Member of Karnataka Legislative Assembly
- In office 2008 – 13 May 2023
- Preceded by: Vivekananda Vaidya
- Succeeded by: Bhimanna Naik
- Constituency: Sirsi
- In office 1994–2008
- Preceded by: Umesh Bhat
- Succeeded by: Constituency defunct
- Constituency: Ankola

Personal details
- Born: 10 July 1961 (age 65) Sirsi, Uttara Kannada, Mysore State, India
- Party: Bharatiya Janata Party
- Spouse: Bharati Hegde
- Children: Jayalakshmi, Rajalakshmi, Shreelakshmi
- Parent(s): Anant Shivram Hegde, Sarweshwari Hegde
- Alma mater: Karnatak University
- Occupation: Farmer, politician

= Vishweshwar Hegde Kageri =

Indian politician

Vishweshwar Hegde Kageri (born 10 July 1961) is an Indian politician and the incumbent Member of Parliament of Uttara Kannada Lok Sabha constituency. He is a member of the Bharatiya Janata Party in Karnataka. He was a six-term and former Member of the Karnataka Legislative Assembly.
He served as the Minister for Primary and Secondary Education from 2008 to 2013 in the Government of Karnataka.
He also served as the 16th Speaker of the Karnataka Legislative Assembly from 31 June 2019 to 20 May 2023.

He completed his B.Com. from Karnatak University, Dharwad. He was an Akhil Bharatiya Vidyarthi Parishad office bearer during his college days and was an influential student union leader.
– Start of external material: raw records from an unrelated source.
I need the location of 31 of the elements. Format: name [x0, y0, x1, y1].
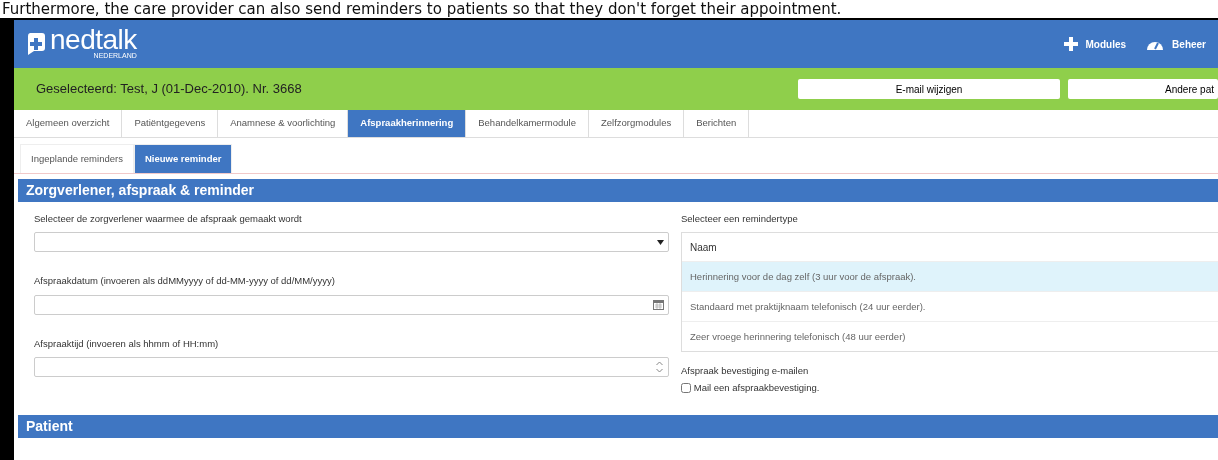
reminder-type-option[interactable]: Zeer vroege herinnering telefonisch (48 uur eerder): [682, 321, 1218, 352]
checkbox-label: Mail een afspraakbevestiging.: [693, 380, 820, 395]
selected-patient-text: Geselecteerd: Test, J (01-Dec-2010). Nr. 3668: [36, 80, 303, 99]
select-field[interactable]: [34, 232, 669, 253]
nav-link[interactable]: Modules: [1063, 36, 1127, 52]
input-field[interactable]: [34, 294, 669, 315]
tab[interactable]: Afspraakherinnering: [348, 110, 467, 137]
field-label: Selecteer een remindertype: [681, 212, 799, 226]
field-label: Afspraaktijd (invoeren als hhmm of HH:mm): [34, 336, 220, 351]
caption-text: Furthermore, the care provider can also send reminders to patients so that they don't forget their appointment.: [2, 0, 842, 18]
reminder-type-option[interactable]: Standaard met praktijknaam telefonisch (24 uur eerder).: [682, 291, 1218, 322]
calendar-icon: [653, 299, 664, 310]
reminder-type-option[interactable]: Herinnering voor de dag zelf (3 uur voor de afspraak).: [682, 261, 1218, 292]
logo-text: nedtalk: [50, 28, 137, 52]
patient-action-button[interactable]: E-mail wijzigen: [798, 79, 1060, 99]
spinner-icon[interactable]: [655, 359, 664, 374]
checkbox[interactable]: [681, 382, 691, 393]
subtab[interactable]: Ingeplande reminders: [20, 144, 134, 173]
subtab[interactable]: Nieuwe reminder: [133, 144, 233, 173]
input-field[interactable]: [34, 356, 669, 377]
field-label: Afspraak bevestiging e-mailen: [681, 364, 810, 379]
column-header: Naam: [689, 240, 718, 255]
section-header: Zorgverlener, afspraak & reminder: [18, 179, 1218, 202]
field-label: Selecteer de zorgverlener waarmee de afspraak gemaakt wordt: [34, 212, 303, 226]
nav-link[interactable]: Beheer: [1146, 36, 1206, 52]
patient-action-button[interactable]: Andere pat: [1068, 79, 1218, 99]
logo-icon: [26, 32, 46, 56]
field-label: Afspraakdatum (invoeren als ddMMyyyy of dd-MM-yyyy of dd/MM/yyyy): [34, 274, 336, 289]
plus-icon: [1063, 37, 1078, 51]
section-header: Patient: [18, 414, 1218, 438]
dropdown-caret-icon: [657, 239, 664, 245]
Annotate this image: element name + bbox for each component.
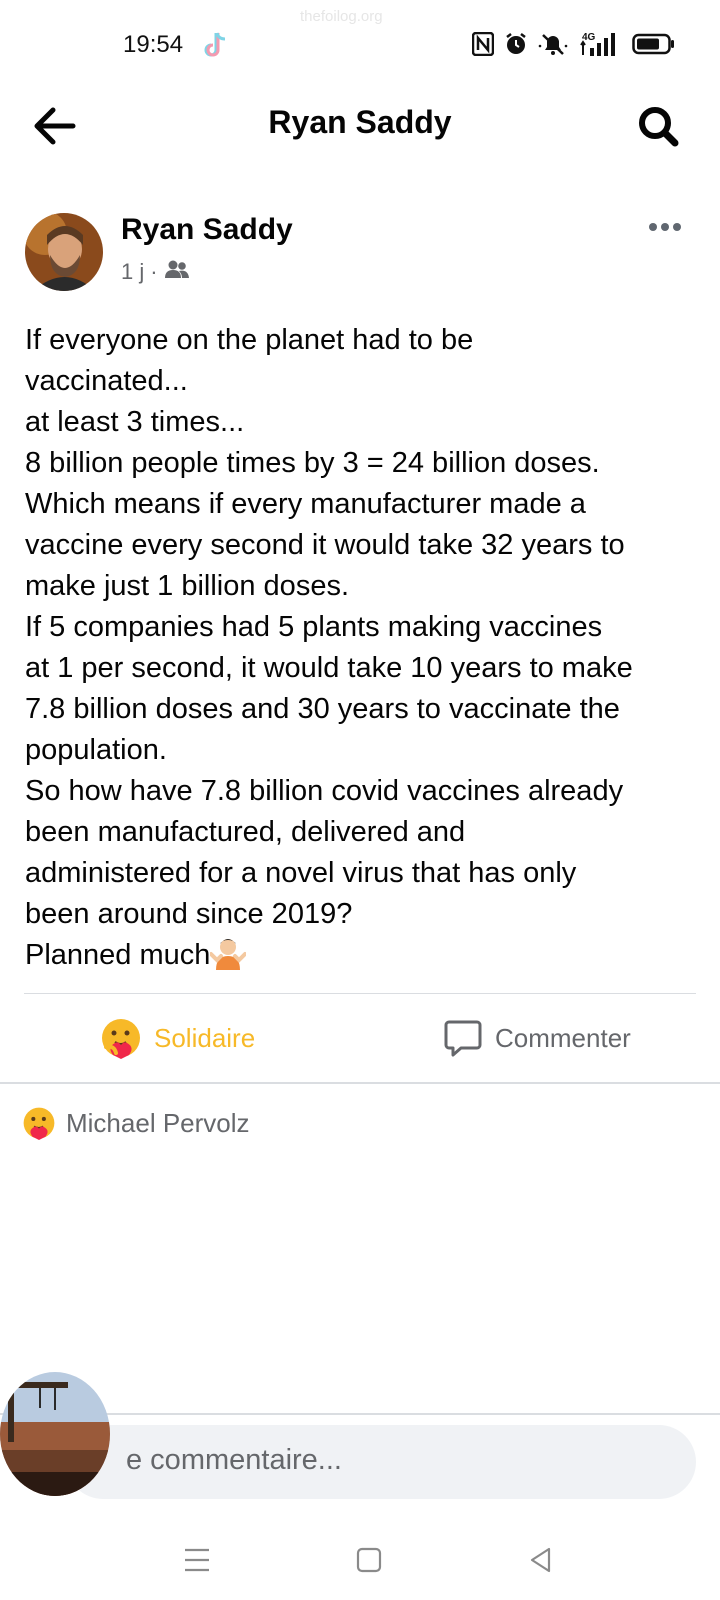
system-back-button[interactable] xyxy=(516,1540,566,1580)
post-line: been manufactured, delivered and xyxy=(25,816,466,848)
comment-label: Commenter xyxy=(495,1022,631,1053)
triangle-back-icon xyxy=(530,1547,551,1573)
tiktok-icon xyxy=(203,30,229,60)
dot xyxy=(649,223,657,231)
post-line: been around since 2019? xyxy=(25,898,353,930)
mute-icon xyxy=(538,32,568,56)
care-emoji-icon xyxy=(102,1019,140,1059)
search-icon xyxy=(639,107,679,147)
friends-icon[interactable] xyxy=(164,259,190,285)
post-line: population. xyxy=(25,734,167,766)
post-line: at 1 per second, it would take 10 years … xyxy=(25,652,633,684)
post-line: If 5 companies had 5 plants making vacci… xyxy=(25,611,603,643)
shrug-emoji-icon xyxy=(209,936,248,970)
app-header: Ryan Saddy xyxy=(0,92,720,158)
video-thumbnail-image xyxy=(0,1372,110,1496)
divider xyxy=(0,1413,720,1415)
post-line: 8 billion people times by 3 = 24 billion… xyxy=(25,447,600,479)
square-icon xyxy=(356,1547,382,1573)
post-line: 7.8 billion doses and 30 years to vaccin… xyxy=(25,693,620,725)
post-line: make just 1 billion doses. xyxy=(25,570,349,602)
home-button[interactable] xyxy=(344,1540,394,1580)
dot xyxy=(661,223,669,231)
comment-bubble-icon xyxy=(444,1020,482,1057)
divider xyxy=(0,1082,720,1084)
care-emoji-icon xyxy=(23,1107,55,1140)
post-time[interactable]: 1 j xyxy=(121,259,144,285)
author-avatar[interactable] xyxy=(25,213,103,291)
post-line: If everyone on the planet had to be xyxy=(25,324,474,356)
reactions-summary[interactable]: Michael Pervolz xyxy=(22,1106,250,1140)
status-bar: 19:54 thefoilog.org 4G xyxy=(0,0,720,92)
post-line: So how have 7.8 billion covid vaccines a… xyxy=(25,775,624,807)
post-line: vaccine every second it would take 32 ye… xyxy=(25,529,625,561)
floating-video-thumbnail[interactable] xyxy=(0,1372,110,1496)
post-meta: 1 j · xyxy=(121,259,190,285)
avatar-photo xyxy=(25,213,103,291)
comment-input-placeholder: e commentaire... xyxy=(126,1444,342,1476)
nfc-icon xyxy=(472,32,494,56)
meta-separator: · xyxy=(150,259,158,284)
post-line: vaccinated... xyxy=(25,365,188,397)
search-button[interactable] xyxy=(632,100,684,152)
svg-text:4G: 4G xyxy=(582,32,596,43)
divider xyxy=(24,993,696,994)
battery-icon xyxy=(632,33,676,55)
reactor-name: Michael Pervolz xyxy=(66,1107,250,1138)
dot xyxy=(673,223,681,231)
post-line: at least 3 times... xyxy=(25,406,245,438)
status-time: 19:54 xyxy=(123,31,184,58)
watermark-text: thefoilog.org xyxy=(300,8,383,25)
post-line: Which means if every manufacturer made a xyxy=(25,488,586,520)
system-nav-bar xyxy=(0,1530,720,1600)
post-line-last: Planned much xyxy=(25,935,705,976)
signal-icon: 4G xyxy=(578,31,622,57)
comment-button[interactable]: Commenter xyxy=(443,1015,631,1061)
care-reaction-button[interactable]: Solidaire xyxy=(100,1015,255,1061)
status-icons: 4G xyxy=(472,30,676,58)
page-title: Ryan Saddy xyxy=(268,104,452,140)
post-last-text: Planned much xyxy=(25,939,211,971)
more-options-button[interactable] xyxy=(640,212,690,242)
post-line: administered for a novel virus that has … xyxy=(25,857,577,889)
post-text: If everyone on the planet had to be vacc… xyxy=(25,320,705,976)
author-name[interactable]: Ryan Saddy xyxy=(121,213,293,247)
recent-apps-button[interactable] xyxy=(172,1540,222,1580)
care-reaction-label: Solidaire xyxy=(154,1022,256,1053)
alarm-icon xyxy=(504,32,528,56)
menu-icon xyxy=(185,1548,209,1572)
He represented the Ankola Assembly constituency for 3 terms: 1994–99, 1999–04, and 2004–2008. After the delimitation process, he shifted to the newly created Sirsi constituency and won the seat in 2008, 2013, and, 2018 elections. He served as MLA for 6 terms in his political career & is renowned as a very disciplined politician. He was a very good speaker of the Karnataka assembly and a disciplined politician of the BJP Karnataka assembly. However, he lost his seat to a Congress candidate during the 2023 Karnataka elections. In March 2024, he was announced as the BJP candidate from the Uttara Kannada Constituency for the 2024 Lok Sabha Elections. which he won

== Contempt of Court Allegations (2009) ==
Kageri faced a criminal contempt petition and High Court orders for the framing of charges against him. This was related to the state government's language policy and its rejection of applications from schools to start English medium classes, a decision that allegedly disobeyed High Court orders on the right to choose the medium of instruction.